Either one of those processors is going to completely crush an incredibly large template. I have four cores i7 and never, and I mean never even come close to maxing out CPU.
Once you already have such an enormous process (either above) the biggest thing that you will see an improvement in will be:
1. The speed of your memory combined with it's size. If you are able to get say 16GB of 1333MHZ RAM in one motherboard, but 16GB of 1600 to 2000MHZ memory with the other one, it will be significantly better performance to get the faster memory machine.

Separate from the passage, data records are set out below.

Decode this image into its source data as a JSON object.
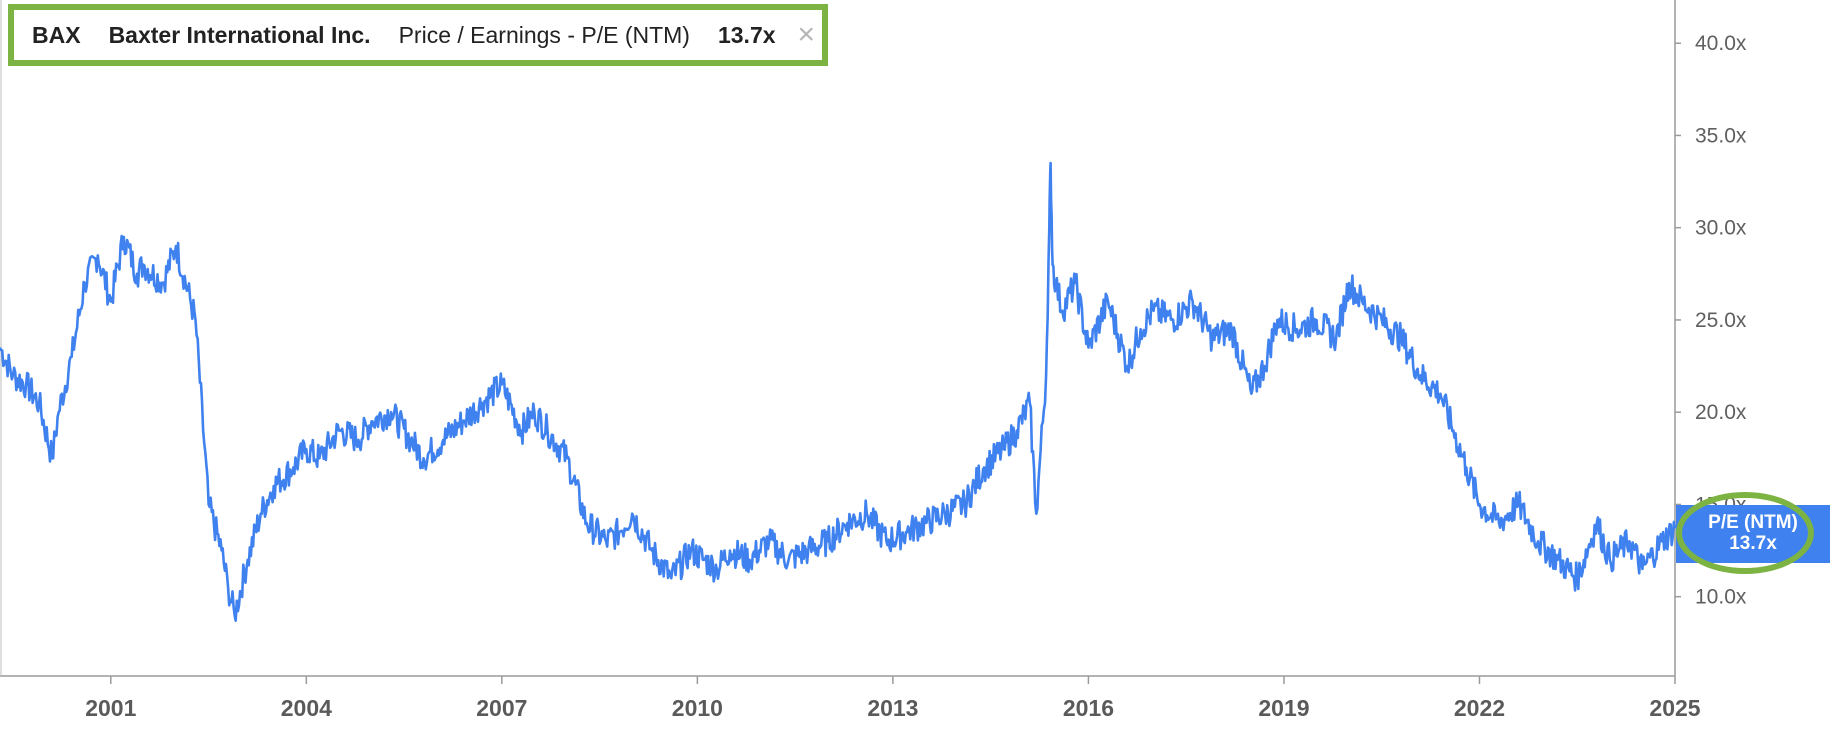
{
  "header": {
    "ticker": "BAX",
    "company": "Baxter International Inc.",
    "metric": "Price / Earnings - P/E (NTM)",
    "value": "13.7x",
    "close_glyph": "×"
  },
  "current_tag": {
    "label": "P/E (NTM)",
    "value": "13.7x"
  },
  "colors": {
    "line": "#3f82ef",
    "highlight": "#7cb342",
    "axis": "#9a9a9a"
  },
  "chart_data": {
    "type": "line",
    "title": "",
    "xlabel": "",
    "ylabel": "",
    "x_ticks": [
      "2001",
      "2004",
      "2007",
      "2010",
      "2013",
      "2016",
      "2019",
      "2022",
      "2025"
    ],
    "y_ticks": [
      "10.0x",
      "15.0x",
      "20.0x",
      "25.0x",
      "30.0x",
      "35.0x",
      "40.0x"
    ],
    "xlim": [
      1999.3,
      2025.0
    ],
    "ylim": [
      5.7,
      41.8
    ],
    "grid": false,
    "series": [
      {
        "name": "P/E (NTM)",
        "x": [
          1999.3,
          1999.5,
          1999.7,
          1999.9,
          2000.1,
          2000.2,
          2000.4,
          2000.6,
          2000.8,
          2001.0,
          2001.2,
          2001.4,
          2001.5,
          2001.8,
          2002.0,
          2002.3,
          2002.5,
          2002.7,
          2002.8,
          2002.9,
          2003.1,
          2003.3,
          2003.5,
          2003.8,
          2004.0,
          2004.2,
          2004.5,
          2004.8,
          2005.0,
          2005.3,
          2005.6,
          2005.8,
          2006.1,
          2006.4,
          2006.7,
          2007.0,
          2007.3,
          2007.5,
          2007.7,
          2008.0,
          2008.3,
          2008.6,
          2008.8,
          2009.0,
          2009.3,
          2009.6,
          2009.9,
          2010.1,
          2010.3,
          2010.5,
          2010.8,
          2011.1,
          2011.4,
          2011.7,
          2012.0,
          2012.3,
          2012.6,
          2012.9,
          2013.2,
          2013.5,
          2013.8,
          2014.1,
          2014.4,
          2014.7,
          2014.9,
          2015.1,
          2015.2,
          2015.35,
          2015.4,
          2015.42,
          2015.45,
          2015.5,
          2015.6,
          2015.8,
          2016.0,
          2016.3,
          2016.6,
          2016.8,
          2017.0,
          2017.3,
          2017.6,
          2017.9,
          2018.2,
          2018.5,
          2018.7,
          2018.9,
          2019.2,
          2019.5,
          2019.8,
          2020.0,
          2020.2,
          2020.5,
          2020.8,
          2021.1,
          2021.4,
          2021.6,
          2021.8,
          2022.0,
          2022.3,
          2022.6,
          2022.9,
          2023.2,
          2023.5,
          2023.8,
          2024.0,
          2024.3,
          2024.5,
          2024.8,
          2025.0
        ],
        "values": [
          23.5,
          22.0,
          21.5,
          20.5,
          17.5,
          20.0,
          23.0,
          27.0,
          28.5,
          26.0,
          29.5,
          27.5,
          28.0,
          27.0,
          29.0,
          25.0,
          15.0,
          12.5,
          10.5,
          9.0,
          12.0,
          14.5,
          16.0,
          17.0,
          18.0,
          17.5,
          19.0,
          18.5,
          19.5,
          20.0,
          18.5,
          17.5,
          18.5,
          19.5,
          20.5,
          21.5,
          19.0,
          20.0,
          19.0,
          17.5,
          14.0,
          13.0,
          13.5,
          14.5,
          12.5,
          11.0,
          12.5,
          12.0,
          11.5,
          12.5,
          12.0,
          13.0,
          12.0,
          12.5,
          13.0,
          14.0,
          14.5,
          13.0,
          13.5,
          14.0,
          14.5,
          15.0,
          17.0,
          18.0,
          19.0,
          20.5,
          14.5,
          22.0,
          30.0,
          33.5,
          28.0,
          27.0,
          25.5,
          27.0,
          23.5,
          26.0,
          22.5,
          24.5,
          25.5,
          25.0,
          26.0,
          24.0,
          24.5,
          21.0,
          22.5,
          25.0,
          24.5,
          25.0,
          24.0,
          27.0,
          26.0,
          25.0,
          24.0,
          22.0,
          21.0,
          19.0,
          17.0,
          15.0,
          14.0,
          15.0,
          13.0,
          12.0,
          11.0,
          14.0,
          12.0,
          13.0,
          11.5,
          13.0,
          13.7
        ]
      }
    ]
  }
}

2. The specific brand and type of hard drive controller. The more stable the driver, and faster the interface will deliver far better results (this will be the drive you are streaming your samples from, as well as your second seperate drive to house your DAW installation, and possibly a 3rd one for where you actually record to). If your hard drive interface is to slow to keep up with what your trying to do (overloading 500 tracks in your DAW with 500 different sampled instruments and playing them all at the same time) it will translate to CPU overload. The problem is the hard drive can't keep up with giving the system what is being asked. So you will find the CPU getting crushed at 100% while it continues to crush your hard drive in attempt to get what it needs. They end up killing each other. This issue was a total nightmare for me for many years with Logic 9 on my macbook pro.
3. If you are using tons of plug-ins on your channel strips (reverbs, eq's etc) then absolute raw CPU power is critical. If you are more of a person who uses very little plug-ins on channel strips like me, and more on the ammount of instruments, tracks and samples loaded at one time, my memory size and speed, as well as my hard drive are more important. The CPU's are already at the point of tolerating a template bigger than anything I have been able to create so far and I only have 4 cores.
If you are using something like UAD for your plug-ins this means you are using even less of system resources, which gives even more reason to not need the incredible increase in price. If you are using something like MIR PRO, go for the Xeon setup. It will have a faster memory bridge most likely, and definitely has a better processing design.